Cudzoziemcy powoli wracają do Małopolski po przerwie z powodu koronawirusa. Z danych krakowskiego Zakładu Ubezpieczeń Społecznych wynika, że przez wakacje liczba zagranicznych składkowiczów ZUS wzrosła o prawie 4 tysiące osób. To duża zmiana względem marca i kwietnia, kiedy to liczba cudzoziemców spadła ze względu na wizję zamknięcia granic.

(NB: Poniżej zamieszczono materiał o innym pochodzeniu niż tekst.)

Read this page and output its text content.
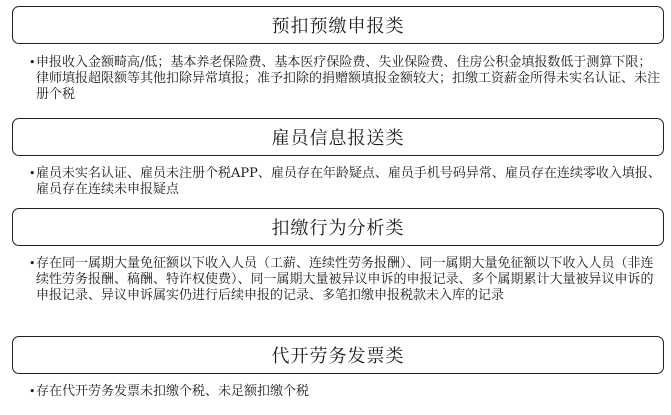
预扣预缴申报类
• 申报收入金额畸高/低；基本养老保险费、基本医疗保险费、失业保险费、住房公积金填报数低于测算下限；律师填报超限额等其他扣除异常填报；准予扣除的捐赠额填报金额较大；扣缴工资薪金所得未实名认证、未注册个税
雇员信息报送类
• 雇员未实名认证、雇员未注册个税APP、雇员存在年龄疑点、雇员手机号码异常、雇员存在连续零收入填报、雇员存在连续未申报疑点
扣缴行为分析类
• 存在同一属期大量免征额以下收入人员（工薪、连续性劳务报酬）、同一属期大量免征额以下收入人员（非连续性劳务报酬、稿酬、特许权使费）、同一属期大量被异议申诉的申报记录、多个属期累计大量被异议申诉的申报记录、异议申诉属实仍进行后续申报的记录、多笔扣缴申报税款未入库的记录
代开劳务发票类
• 存在代开劳务发票未扣缴个税、未足额扣缴个税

W czasie pandemii, po kwietniu, był spadek tej liczby. Najmniejsza liczba cudzoziemców w naszym województwie to było około 54 tysiące w ostatnich miesiącach i teraz ta liczba systematycznie rośnie - mówi Anna Szaniawska z krakowskiego ZUS-u.
Największy odsetek pod względem narodowości stanowią Ukraińcy - około 70 procent. Chętnych na powrót do Małopolski i Krakowa jest więcej, ale nadal stanowi to kłopot.
Problem z dokumentami i problem z transportem międzynarodowym, bo wiemy, że funkcjonuje transport wewnętrzny na Ukrainie, w Polsce funkcjonuje transport wewnętrzny, ale nadal jakby bardzo ciężko jest dostać się z innego państwa, jakiegokolwiek - mówi Sandra Soldatowa z Fundacji Współpracy Polsko-Ukraińskiej U-WORK.
Według ZUS obecnie wszystkich cudzoziemców na terenie Małopolski jest blisko 60 tysięcy.
Do Krakowa po okresie zamknięcia sanitarnego wracają nie tylko Ukraińcy. Obecnie w krakowskim oddziale ZUS jest zarejestrowanych między innymi prawie 1000 Hindusów, ponad 400 Brazylijczyków i ponad 300 Wietnamczyków.